A elite brasileira, portanto, há muito tempo tem parte nessa nossa ignorância sobre a vizinhança. Mas para além de séculos de História olhando pro Atlântico e de costas para a América Latina, nossa escola e nossa imprensa também têm suas parcelas no desconhecimento quase completo que o brasileiro médio tem sobre nossos vizinhos. É pouquíssimo o que se ensina sobre América Latina para nossas crianças e adolescentes. Provavelmente o assunto mais abordado seja a Guerra do Paraguai, sempre naquela versão oficial de que Solano Lopez era um terrível ditador que pôs em risco a soberania de três jovens nações democráticas como Argentina, Brasil e Uruguai. (Os grifos em verde negritado são do ContrapontoPIG)
Heróis de esquerda ou de direita da libertação da América Latina, como San Martin, Sucre, Hidalgo, Artigas, O´Higgins ou Simón Bolívar, provavelmente jamais foram citados na maioria das nossas escolas. Bolívar, aliás, que mais do que um brilhante militar foi um pensador com sólida formação intelectual, passa inclusive em brancas nuvens em muitos cursos de Ciência Política das universidades brasileiras, os mesmos nos quais Jay, Madison e Hamilton, pais fundadores dos EUA, são leitura obrigatória.

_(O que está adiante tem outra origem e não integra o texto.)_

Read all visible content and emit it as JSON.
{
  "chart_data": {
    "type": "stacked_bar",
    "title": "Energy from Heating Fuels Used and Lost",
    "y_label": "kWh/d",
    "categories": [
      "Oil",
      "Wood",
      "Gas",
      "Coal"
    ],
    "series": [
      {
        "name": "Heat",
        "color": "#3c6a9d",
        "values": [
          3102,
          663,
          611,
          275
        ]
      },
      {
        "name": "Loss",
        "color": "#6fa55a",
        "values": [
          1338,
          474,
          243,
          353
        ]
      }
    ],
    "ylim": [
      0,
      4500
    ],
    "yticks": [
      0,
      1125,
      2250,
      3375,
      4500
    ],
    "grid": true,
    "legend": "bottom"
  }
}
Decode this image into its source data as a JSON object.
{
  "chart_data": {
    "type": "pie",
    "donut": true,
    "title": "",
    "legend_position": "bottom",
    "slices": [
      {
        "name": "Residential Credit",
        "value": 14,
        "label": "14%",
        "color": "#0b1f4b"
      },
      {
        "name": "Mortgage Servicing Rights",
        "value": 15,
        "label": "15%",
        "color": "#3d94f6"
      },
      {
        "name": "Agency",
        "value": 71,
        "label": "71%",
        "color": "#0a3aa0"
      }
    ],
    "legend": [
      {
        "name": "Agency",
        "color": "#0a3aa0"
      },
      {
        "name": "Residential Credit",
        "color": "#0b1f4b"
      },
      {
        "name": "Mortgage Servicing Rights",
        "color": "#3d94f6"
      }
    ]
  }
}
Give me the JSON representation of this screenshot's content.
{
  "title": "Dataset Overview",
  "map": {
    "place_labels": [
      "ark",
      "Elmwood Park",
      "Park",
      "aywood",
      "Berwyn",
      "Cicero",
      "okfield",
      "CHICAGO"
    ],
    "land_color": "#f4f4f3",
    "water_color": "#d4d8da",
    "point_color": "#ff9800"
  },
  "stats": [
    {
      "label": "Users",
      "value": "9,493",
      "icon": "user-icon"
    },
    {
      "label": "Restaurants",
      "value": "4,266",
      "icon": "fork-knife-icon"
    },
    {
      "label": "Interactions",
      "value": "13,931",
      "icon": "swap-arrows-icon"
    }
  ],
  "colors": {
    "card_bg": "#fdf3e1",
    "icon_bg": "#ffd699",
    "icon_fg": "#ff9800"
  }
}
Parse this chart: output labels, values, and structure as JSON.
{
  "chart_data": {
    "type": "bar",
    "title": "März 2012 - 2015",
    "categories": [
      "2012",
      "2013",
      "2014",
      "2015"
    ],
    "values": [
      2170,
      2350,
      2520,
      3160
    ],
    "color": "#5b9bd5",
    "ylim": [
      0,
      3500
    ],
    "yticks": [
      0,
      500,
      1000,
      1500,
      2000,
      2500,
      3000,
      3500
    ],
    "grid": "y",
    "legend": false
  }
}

E a imprensa? Quantos correspondentes do jornalismo pátrio temos na América Latina? Muito poucos. Dizem que no passado foram até mais, não sei. Quais os temas historicamente recorrentes nas nossas tevês, revistas e jornais sobre nossos vizinhos? Copa Libertadores da América de futebol, crise econômica argentina, o regime cubano, o comércio popular na fronteira paraguaia, o tráfico de drogas, a Copa do Mundo de 1970 no México...e vamos parando por aí. O brasileiro médio conhece quais personagens latino-americanos? Maradona, Fidel Castro, Hugo Chávez e o Cháves, do SBT. E tirando este último, provavelmente odeia os outros três.
Fato é que não sabemos quase nada da região do mundo na qual estamos inseridos. Nossa elite branca e endinheirada sempre olhou para a Europa (primeiro Lisboa, depois Paris e Londres), e de algumas décadas pra cá tem Nova York e Miami como parâmetros. Não que as elites argentina, venezuelana ou mexicana, ou qualquer outra, sejam muito diferentes. Mas enfim, nossa elite tem como modelo os países ricos, e nutre ódio mortal por Cuba e seu regime socialista.
Detesta também governos de esquerda mais recentes da região, como nos casos de Venezuela e Argentina. Os termos venezuelização e argentinização, cada vez mais usados em nosso país, que o digam. Nossa elite talvez até nutra alguma simpatia pelo uruguaio Mujica, que apesar de esquerdista tem sua agenda liberal de governo, calcada em direitos civis como união homoafetiva e legalização da maconha. E nossa elite não tem formação e informação suficientes para compreender outros governos de esquerda do continente, como a Bolívia ou o Equador. Na dúvida, porém, dá-lhe adjetivos como populistas e caudilhos a quaisquer governantes nacionalistas que surjam na vizinhança.
Para a grande maioria de nós, brasileiros, seja nossa elite, seja o cidadão médio influenciado por ela, países como a Bolívia e o Peru são no máximo destinos turísticos exóticos. Colômbia e Venezuela, para além dos estereótipos propagados na imprensa, seriam apenas rota de passagem nas viagens aos EUA. O Equador e os países da América Central são tão conhecidos entre nós quanto a Tailândia, Moçambique ou a Bulgária. E o que dizer de Guiana e Suriname, que a rigor não são latino-americanos culturalmente falando, mas que se proclamam cada vez mais sul-americanos? Bem, para o brasileiro médio talvez a Guiana e o Suriname sejam tão familiares quanto Netuno e Plutão. É uma pena!
(*) Wagner Iglecias é doutor em Sociologia e professor do Curso de Graduação em Gestão de Políticas Públicas e do Programa de Pós-Graduação em Integração da América Latina da USP.